Ich habe eine Magnettafel mit abwaschbarem Stift an der Küchenwand (von der Küche geht es bei uns raus) und einen Kalender. Wichtig ist, dass die Kalender mich auch ansprechen, so dass ich sie gern ansehe. Also etwas mit kleinen Comics von Snoopy oder Pferde oder sowas. Phasenweise nutze ich das dann jeden Tag, ansonsten ist (leider) mein Mann oft mein Gedächtnis. Aber er macht das so gut. Er ist mein Stützrad!

Putzen mach ich so wann ich irgendwo mal vorbeikomme und mich vor irgendwas anderem drücke. Oder wenn mein Mann meckert ob meine Zeit denn wertvoller sei als seine Verrückt

Wäsche wasche ich immer regelmässig, aber mit dem Falten und in den Schrank tun endet es immer so dass ich mir das Tags aufs Bett alles schmeisse, ein riesen Haufen, und dann MUSS ich das ja vorm Zubettgehen machen, weil wir sonst nicht schlafen können. Manchmal, ganz selten, werfe ich alles wieder in die Körbe, aber meistens falte ich sie wirklich und räume sie weg.

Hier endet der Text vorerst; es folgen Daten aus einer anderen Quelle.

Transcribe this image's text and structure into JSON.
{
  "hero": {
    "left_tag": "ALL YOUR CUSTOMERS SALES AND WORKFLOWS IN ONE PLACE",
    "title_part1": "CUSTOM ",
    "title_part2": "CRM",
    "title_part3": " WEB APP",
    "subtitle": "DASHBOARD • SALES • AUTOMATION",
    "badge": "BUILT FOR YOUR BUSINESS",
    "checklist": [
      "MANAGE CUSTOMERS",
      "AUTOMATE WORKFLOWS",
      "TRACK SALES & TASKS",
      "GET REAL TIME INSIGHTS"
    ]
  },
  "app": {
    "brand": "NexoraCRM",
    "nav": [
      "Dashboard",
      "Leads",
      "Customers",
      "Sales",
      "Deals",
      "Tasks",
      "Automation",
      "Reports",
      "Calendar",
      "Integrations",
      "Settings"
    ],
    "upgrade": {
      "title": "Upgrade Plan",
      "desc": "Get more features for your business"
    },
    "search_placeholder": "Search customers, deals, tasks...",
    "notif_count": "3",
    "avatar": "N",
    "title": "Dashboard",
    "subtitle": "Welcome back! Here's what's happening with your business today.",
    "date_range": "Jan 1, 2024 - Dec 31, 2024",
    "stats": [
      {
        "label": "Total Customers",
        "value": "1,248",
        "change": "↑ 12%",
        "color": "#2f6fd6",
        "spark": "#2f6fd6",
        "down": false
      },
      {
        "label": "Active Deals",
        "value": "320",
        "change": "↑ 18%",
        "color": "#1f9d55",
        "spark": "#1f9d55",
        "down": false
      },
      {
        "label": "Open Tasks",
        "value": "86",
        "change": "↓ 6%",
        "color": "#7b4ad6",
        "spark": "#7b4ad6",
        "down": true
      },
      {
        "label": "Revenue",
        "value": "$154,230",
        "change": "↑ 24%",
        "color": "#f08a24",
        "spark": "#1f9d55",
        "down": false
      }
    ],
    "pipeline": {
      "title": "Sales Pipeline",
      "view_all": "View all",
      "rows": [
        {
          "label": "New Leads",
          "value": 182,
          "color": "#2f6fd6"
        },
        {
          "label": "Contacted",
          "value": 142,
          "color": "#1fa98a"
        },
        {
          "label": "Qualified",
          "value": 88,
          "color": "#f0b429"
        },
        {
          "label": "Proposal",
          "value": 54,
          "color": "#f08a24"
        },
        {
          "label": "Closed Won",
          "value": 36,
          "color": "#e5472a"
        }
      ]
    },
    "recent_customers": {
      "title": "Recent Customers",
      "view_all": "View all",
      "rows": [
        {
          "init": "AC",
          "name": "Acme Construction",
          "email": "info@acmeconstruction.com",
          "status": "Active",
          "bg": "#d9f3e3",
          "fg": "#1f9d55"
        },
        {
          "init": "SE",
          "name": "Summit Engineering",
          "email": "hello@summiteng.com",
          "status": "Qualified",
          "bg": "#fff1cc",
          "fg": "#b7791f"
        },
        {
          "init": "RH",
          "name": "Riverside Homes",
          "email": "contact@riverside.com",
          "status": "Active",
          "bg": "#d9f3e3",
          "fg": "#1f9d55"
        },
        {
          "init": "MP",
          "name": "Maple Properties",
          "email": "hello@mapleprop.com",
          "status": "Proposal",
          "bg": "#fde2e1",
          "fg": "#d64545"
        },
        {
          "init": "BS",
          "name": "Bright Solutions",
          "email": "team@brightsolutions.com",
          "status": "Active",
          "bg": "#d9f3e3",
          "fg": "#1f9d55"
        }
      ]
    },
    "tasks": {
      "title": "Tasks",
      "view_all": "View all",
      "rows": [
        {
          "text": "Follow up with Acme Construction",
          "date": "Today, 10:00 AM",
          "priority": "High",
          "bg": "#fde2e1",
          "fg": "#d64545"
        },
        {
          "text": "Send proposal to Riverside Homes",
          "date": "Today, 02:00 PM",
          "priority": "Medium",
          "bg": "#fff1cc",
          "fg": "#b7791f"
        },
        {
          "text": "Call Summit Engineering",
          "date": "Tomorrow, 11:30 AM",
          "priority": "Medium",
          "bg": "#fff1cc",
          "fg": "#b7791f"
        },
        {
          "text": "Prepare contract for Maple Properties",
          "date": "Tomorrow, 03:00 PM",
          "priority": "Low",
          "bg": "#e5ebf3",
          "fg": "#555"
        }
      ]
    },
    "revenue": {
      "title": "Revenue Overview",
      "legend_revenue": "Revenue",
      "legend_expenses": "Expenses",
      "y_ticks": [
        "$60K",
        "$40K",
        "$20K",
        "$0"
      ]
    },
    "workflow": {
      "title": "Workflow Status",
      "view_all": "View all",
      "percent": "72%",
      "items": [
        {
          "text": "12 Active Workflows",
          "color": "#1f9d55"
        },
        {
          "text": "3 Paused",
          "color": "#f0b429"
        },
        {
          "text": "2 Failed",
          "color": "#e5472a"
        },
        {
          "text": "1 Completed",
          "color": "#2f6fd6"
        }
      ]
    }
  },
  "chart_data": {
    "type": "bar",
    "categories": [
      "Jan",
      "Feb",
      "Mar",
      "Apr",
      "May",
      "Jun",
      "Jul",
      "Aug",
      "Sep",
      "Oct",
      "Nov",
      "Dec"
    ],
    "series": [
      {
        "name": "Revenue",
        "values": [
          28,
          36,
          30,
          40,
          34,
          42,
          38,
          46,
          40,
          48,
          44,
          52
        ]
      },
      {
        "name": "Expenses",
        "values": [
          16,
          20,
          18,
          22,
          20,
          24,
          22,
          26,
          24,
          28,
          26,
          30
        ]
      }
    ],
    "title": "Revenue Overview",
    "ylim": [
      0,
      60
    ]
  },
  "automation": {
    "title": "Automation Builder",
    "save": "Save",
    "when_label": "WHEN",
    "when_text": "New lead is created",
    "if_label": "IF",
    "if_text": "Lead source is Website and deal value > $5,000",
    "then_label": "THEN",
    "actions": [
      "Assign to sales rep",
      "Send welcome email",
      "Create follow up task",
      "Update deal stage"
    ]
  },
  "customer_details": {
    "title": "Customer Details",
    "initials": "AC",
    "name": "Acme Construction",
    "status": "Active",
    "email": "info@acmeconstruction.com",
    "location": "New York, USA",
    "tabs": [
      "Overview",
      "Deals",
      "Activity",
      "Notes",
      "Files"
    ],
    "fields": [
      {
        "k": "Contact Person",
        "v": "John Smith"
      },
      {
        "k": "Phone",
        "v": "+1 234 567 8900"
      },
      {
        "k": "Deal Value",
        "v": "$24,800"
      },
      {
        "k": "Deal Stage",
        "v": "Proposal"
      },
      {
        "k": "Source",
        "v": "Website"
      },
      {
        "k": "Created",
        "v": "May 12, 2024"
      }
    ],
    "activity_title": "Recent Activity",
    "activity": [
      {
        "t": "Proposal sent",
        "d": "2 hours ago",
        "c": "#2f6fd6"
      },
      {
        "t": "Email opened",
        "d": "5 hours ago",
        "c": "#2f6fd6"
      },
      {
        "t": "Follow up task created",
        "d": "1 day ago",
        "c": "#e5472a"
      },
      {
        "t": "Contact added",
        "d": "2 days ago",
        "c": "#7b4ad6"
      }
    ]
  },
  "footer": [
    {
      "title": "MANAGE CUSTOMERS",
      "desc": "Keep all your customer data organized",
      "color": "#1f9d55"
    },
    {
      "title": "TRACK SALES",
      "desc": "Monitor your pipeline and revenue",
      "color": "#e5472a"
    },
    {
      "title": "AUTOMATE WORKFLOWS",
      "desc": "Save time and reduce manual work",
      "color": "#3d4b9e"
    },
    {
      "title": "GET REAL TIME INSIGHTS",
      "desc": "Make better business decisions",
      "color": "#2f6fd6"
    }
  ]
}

Abwasch ignoriere ich gern, bis der von allein weg ist. Dafür muss ich dann aber auch regelmässig was anhören Lachtränen aber ich sage dann immer dass die Spülmaschine der Zuständigkeitsbereich meines Mannes ist. Manchmal tut er mir dann aber doch leid und dann mache ich es ganz fix vor der Arbeit alles auf einmal, so im Zeitraffer.